Boston school budget seeks more preschool seats
Boston’s School Department plans to create hundreds of new preschool seats and offer rigorous course work to a broader group of elementary school students in next year’s budget, even as schools lose positions and reduce other programs, officials said Wednesday.
The budget plan presented to the School Committee on Wednesday night is the first overseen by Superintendent Tommy Chang.
The proposal represents a $13.5 million increase, for a record budget of more than $1 billion, as total education spending exceeds the appropriations for the city’s other 39 departments combined, said David Sweeney, the city’s chief financial officer.
But that increase is not enough to pay for both $11 million in planned new spending and a $38 million increase in costs, of which more than half come from rising salaries and benefits.
Chang reassured families Wednesday that, despite the deficit, his team remains focused on ensuring “equitable quality and access to a high-quality education.”
“It is our goal, absolutely, to budget for the success of all students,” Chang said.
The deficit has provoked outrage among those who say the city should devote more resources to public education.
Dozens of students, parents, and educators addressed the School Committee for more than an hour at the meeting, saying that Advanced Placement, foreign language, and credit recovery courses would be cut and teaching positions lost under the proposed budget.
Some became emotional as they compared money for public schools to funding for jails, where poorly educated children could wind up. Others pointed to the up to $145 million in incentives offered to General Electric by city and state officials to lure the corporation to Boston, asking why such funds were not available for education.
Christopher Hoeh, father of an 11-grade student at a Boston public school, exhorted the School Committee to align itself with city families.
“Join with the students, parents, teachers, and community members and demand that Mayor [Martin J.] Walsh focus on children,” Hoeh said. “Boston has the money.

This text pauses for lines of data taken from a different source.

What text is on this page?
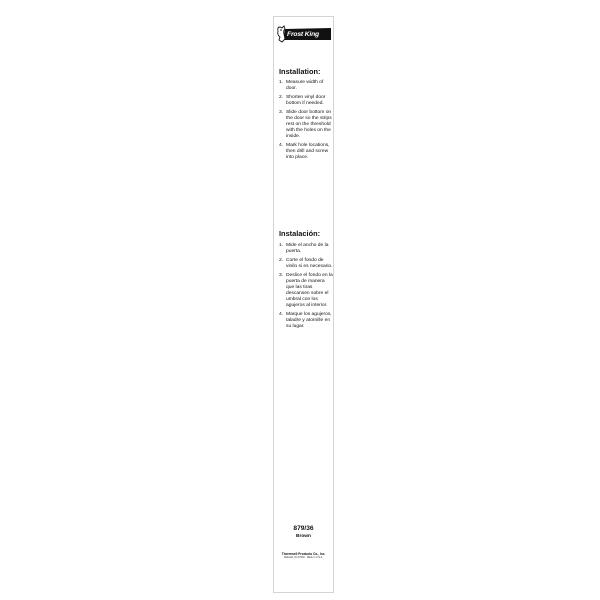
Frost King
Installation:
1. Measure width of door.
2. Shorten vinyl door bottom if needed.
3. Slide door bottom on the door so the strips rest on the threshold with the holes on the inside.
4. Mark hole locations, then drill and screw into place.
Instalación:
1. Mide el ancho de la puerta.
2. Corte el fondo de vinilo si es necesario.
3. Deslice el fondo en la puerta de manera que las tiras descansen sobre el umbral con los agujeros al interior.
4. Marque los agujeros, taladre y atornille en su lugar.
879/36
Brown
Thermwell Products Co., Inc.
Mahwah, NJ 07430 · Made in U.S.A.
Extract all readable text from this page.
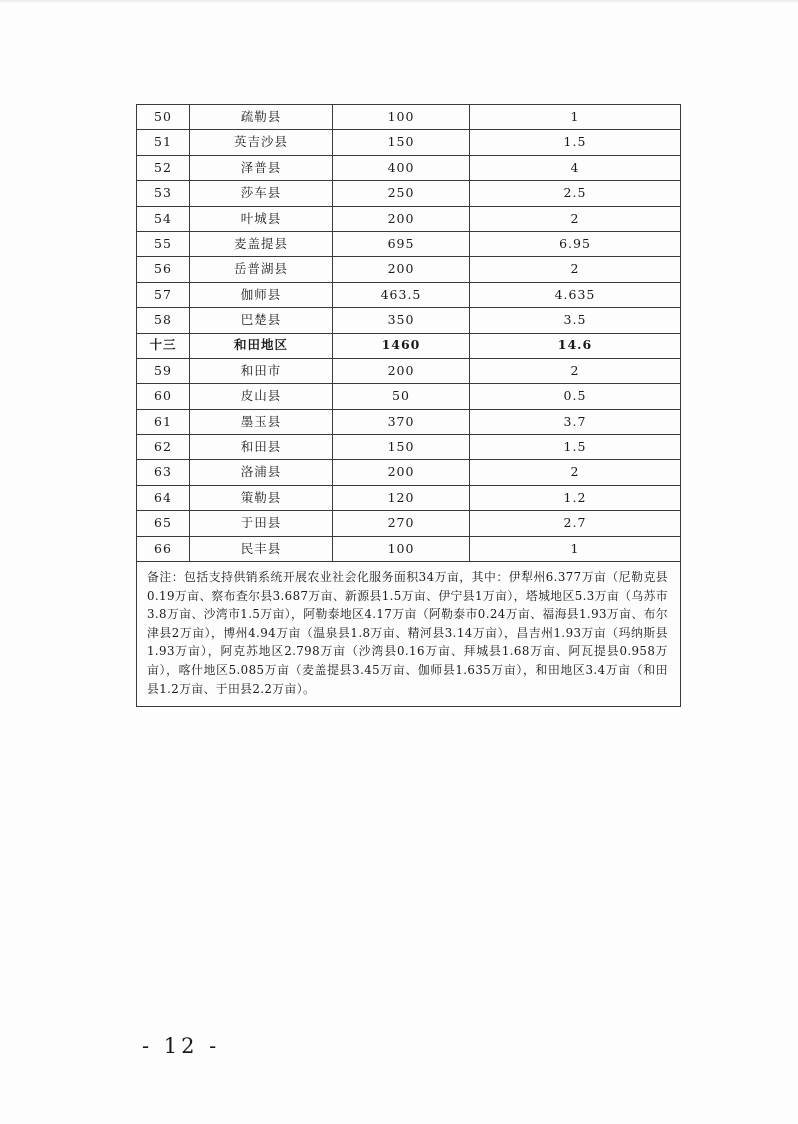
50	疏勒县	100	1
51	英吉沙县	150	1.5
52	泽普县	400	4
53	莎车县	250	2.5
54	叶城县	200	2
55	麦盖提县	695	6.95
56	岳普湖县	200	2
57	伽师县	463.5	4.635
58	巴楚县	350	3.5
十三	和田地区	1460	14.6
59	和田市	200	2
60	皮山县	50	0.5
61	墨玉县	370	3.7
62	和田县	150	1.5
63	洛浦县	200	2
64	策勒县	120	1.2
65	于田县	270	2.7
66	民丰县	100	1
备注：包括支持供销系统开展农业社会化服务面积34万亩，其中：伊犁州6.377万亩（尼勒克县0.19万亩、察布查尔县3.687万亩、新源县1.5万亩、伊宁县1万亩），塔城地区5.3万亩（乌苏市3.8万亩、沙湾市1.5万亩），阿勒泰地区4.17万亩（阿勒泰市0.24万亩、福海县1.93万亩、布尔津县2万亩），博州4.94万亩（温泉县1.8万亩、精河县3.14万亩），昌吉州1.93万亩（玛纳斯县1.93万亩），阿克苏地区2.798万亩（沙湾县0.16万亩、拜城县1.68万亩、阿瓦提县0.958万亩），喀什地区5.085万亩（麦盖提县3.45万亩、伽师县1.635万亩），和田地区3.4万亩（和田县1.2万亩、于田县2.2万亩）。			
- 12 -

You can make a difference. Join with us. Stand with us.”
Grace Evans, a teacher at Boston Community Leadership Academy, was part of a large contingent of educators and students who spoke of how the cuts would hurt the school, which offers support for students who have struggled at other schools and those with special needs.
“These cuts will hurt BCLA, but they will also hurt Boston,” she said. “We need to say enough is enough.”

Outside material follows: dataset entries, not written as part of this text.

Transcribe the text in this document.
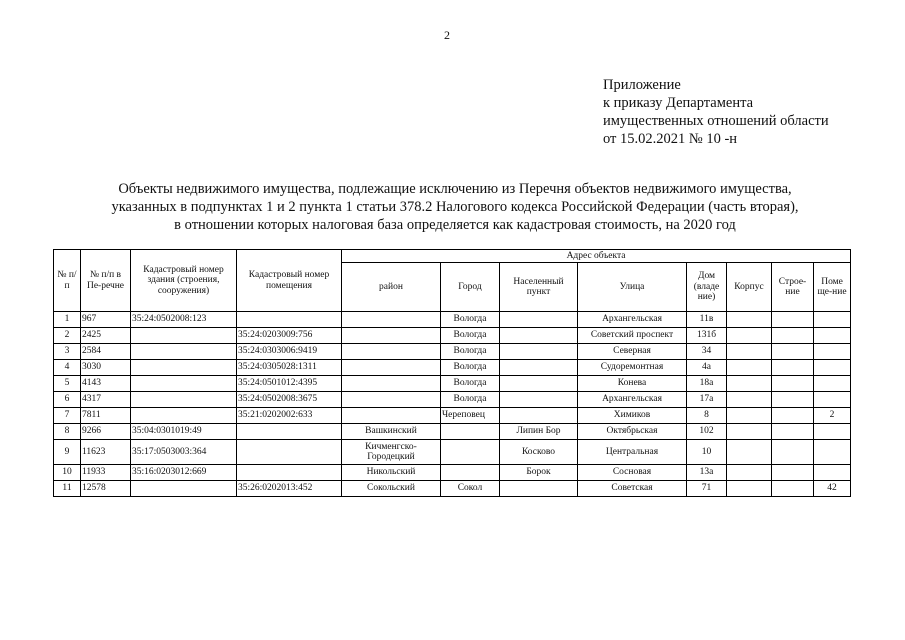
2
Приложение
к приказу Департамента
имущественных отношений области
от 15.02.2021 № 10 -н
Объекты недвижимого имущества, подлежащие исключению из Перечня объектов недвижимого имущества,
указанных в подпунктах 1 и 2 пункта 1 статьи 378.2 Налогового кодекса Российской Федерации (часть вторая),
в отношении которых налоговая база определяется как кадастровая стоимость, на 2020 год
№ п/п	№ п/п в Пе-речне	Кадастровый номер здания (строения, сооружения)	Кадастровый номер помещения	Адрес объекта							
				район	Город	Населенный пункт	Улица	Дом (владе ние)	Корпус	Строе-ние	Поме ще-ние
1	967	35:24:0502008:123			Вологда		Архангельская	11в			
2	2425		35:24:0203009:756		Вологда		Советский проспект	131б			
3	2584		35:24:0303006:9419		Вологда		Северная	34			
4	3030		35:24:0305028:1311		Вологда		Судоремонтная	4а			
5	4143		35:24:0501012:4395		Вологда		Конева	18а			
6	4317		35:24:0502008:3675		Вологда		Архангельская	17а			
7	7811		35:21:0202002:633		Череповец		Химиков	8			2
8	9266	35:04:0301019:49		Вашкинский		Липин Бор	Октябрьская	102			
9	11623	35:17:0503003:364		Кичменгско-Городецкий		Косково	Центральная	10			
10	11933	35:16:0203012:669		Никольский		Борок	Сосновая	13а			
11	12578		35:26:0202013:452	Сокольский	Сокол		Советская	71			42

Some committee members also balked at the proposed cuts.
“I think we need to say that this is unacceptable,” said Miren Uriarte, who said the budget would make it impossible to achieve the district’s goal of closing achievement gaps between white and minority students.
Amid the cuts, the plan includes $4 million in new spending to add 200 to 300 preschool seats and $1.6 million to lengthen the school day.

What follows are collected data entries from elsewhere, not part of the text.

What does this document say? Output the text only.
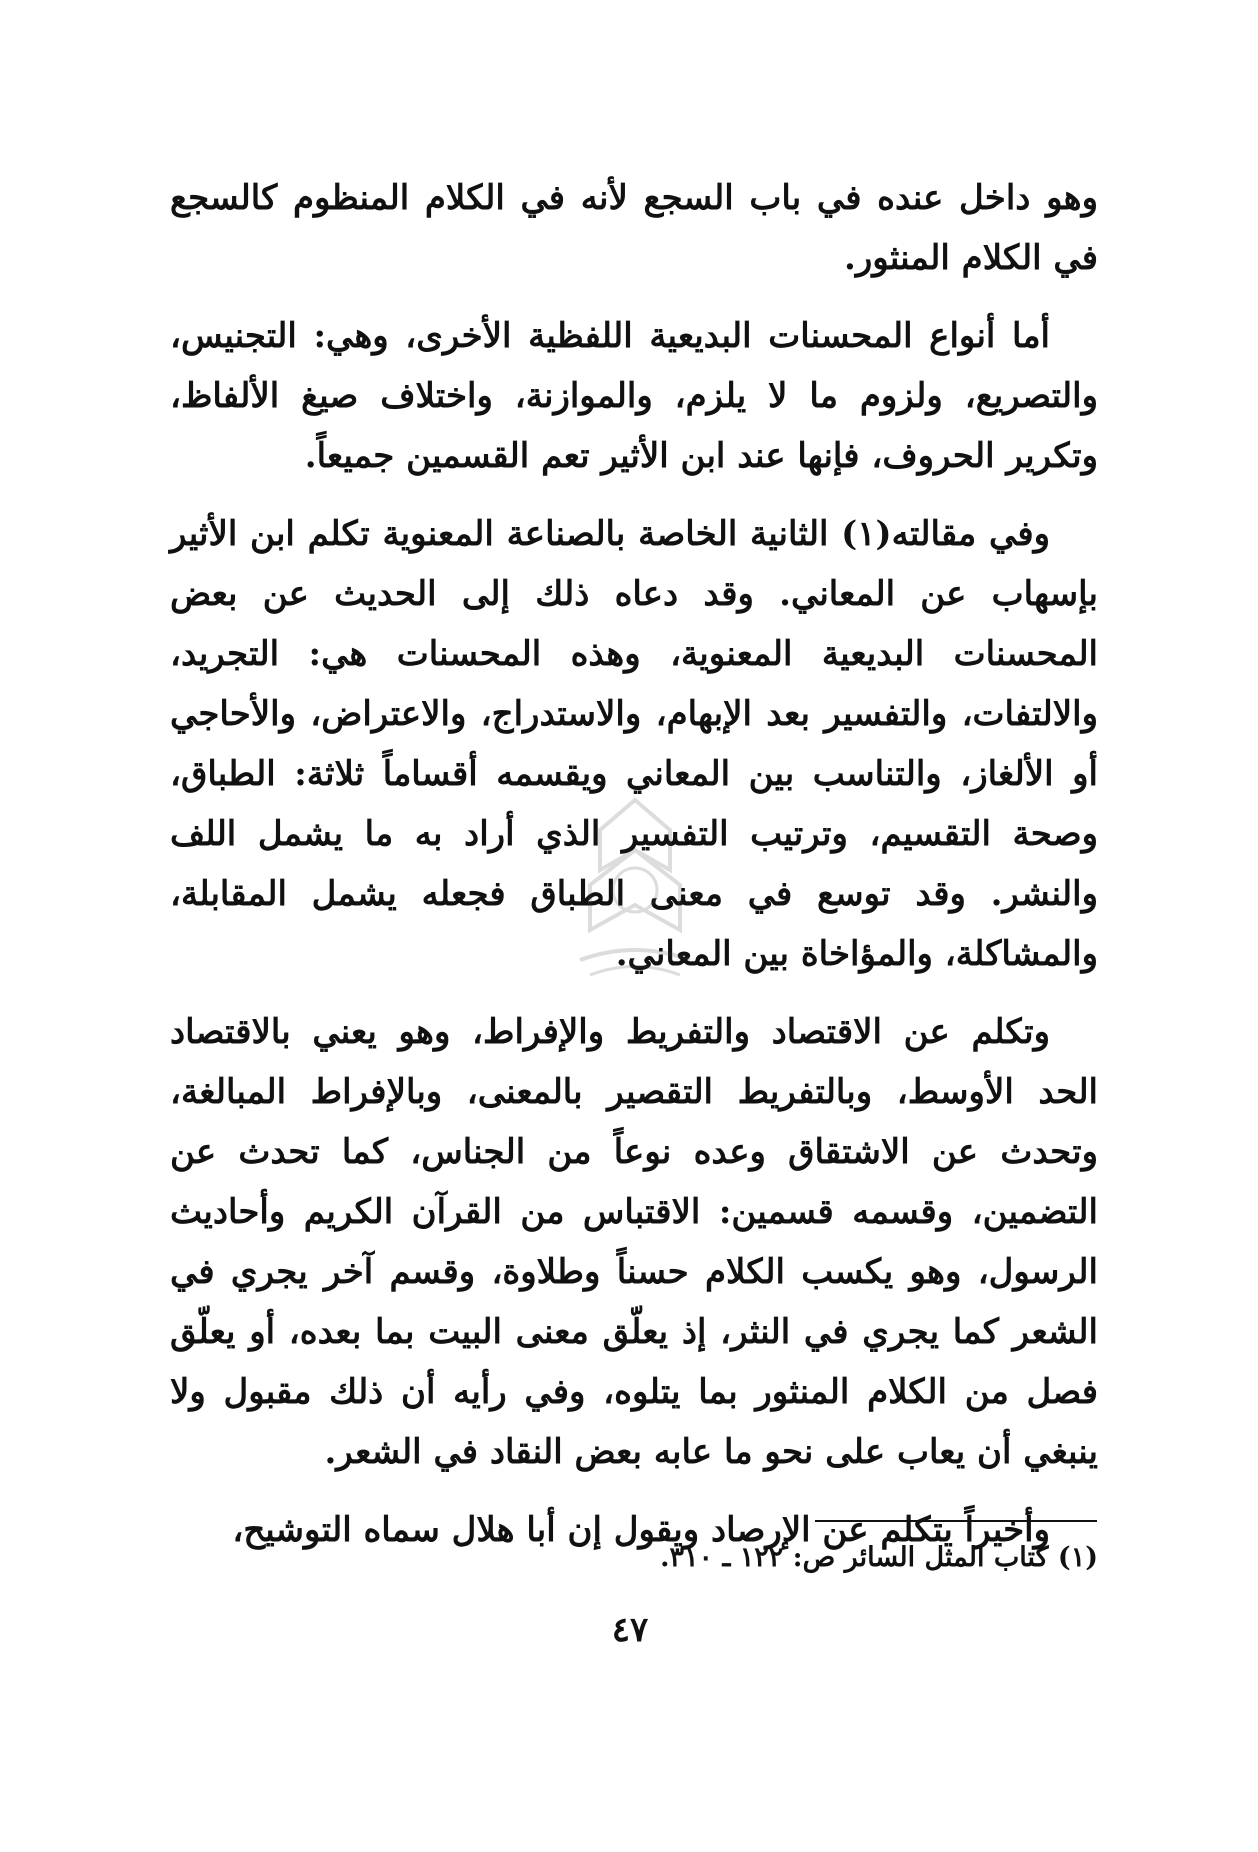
وهو داخل عنده في باب السجع لأنه في الكلام المنظوم كالسجع في الكلام المنثور.

أما أنواع المحسنات البديعية اللفظية الأخرى، وهي: التجنيس، والتصريع، ولزوم ما لا يلزم، والموازنة، واختلاف صيغ الألفاظ، وتكرير الحروف، فإنها عند ابن الأثير تعم القسمين جميعاً.

وفي مقالته(١) الثانية الخاصة بالصناعة المعنوية تكلم ابن الأثير بإسهاب عن المعاني. وقد دعاه ذلك إلى الحديث عن بعض المحسنات البديعية المعنوية، وهذه المحسنات هي: التجريد، والالتفات، والتفسير بعد الإبهام، والاستدراج، والاعتراض، والأحاجي أو الألغاز، والتناسب بين المعاني ويقسمه أقساماً ثلاثة: الطباق، وصحة التقسيم، وترتيب التفسير الذي أراد به ما يشمل اللف والنشر. وقد توسع في معنى الطباق فجعله يشمل المقابلة، والمشاكلة، والمؤاخاة بين المعاني.

وتكلم عن الاقتصاد والتفريط والإفراط، وهو يعني بالاقتصاد الحد الأوسط، وبالتفريط التقصير بالمعنى، وبالإفراط المبالغة، وتحدث عن الاشتقاق وعده نوعاً من الجناس، كما تحدث عن التضمين، وقسمه قسمين: الاقتباس من القرآن الكريم وأحاديث الرسول، وهو يكسب الكلام حسناً وطلاوة، وقسم آخر يجري في الشعر كما يجري في النثر، إذ يعلّق معنى البيت بما بعده، أو يعلّق فصل من الكلام المنثور بما يتلوه، وفي رأيه أن ذلك مقبول ولا ينبغي أن يعاب على نحو ما عابه بعض النقاد في الشعر.

وأخيراً يتكلم عن الإرصاد ويقول إن أبا هلال سماه التوشيح،

(١) كتاب المثل السائر ص: ١٢٢ ـ ٣١٠.
٤٧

It also adds $1.1 million for a pilot program offering rigorous course work and enrichment activities — such as those available through advanced classes — for 500 to 750 fourth-grade students who have not tested into the program.
To address the shortfall, the School Department plans to cut about $25.5 million from central departments, and about half that amount from school budgets, officials said.
The district plans to save money through cuts in transportation costs, by reducing central staff, and by ending a vacation buy-back program.
Items considered for reducing transportation costs include cutting $1 million for vehicle replacement, using new routing methods, and extending the length of bus rides.
The expected savings at individual schools come largely from switching most high schools from six to seven periods — a move that will require teachers to teach one more class each day and will save about $7 million — and changes to allocations for each student, Sweeney said.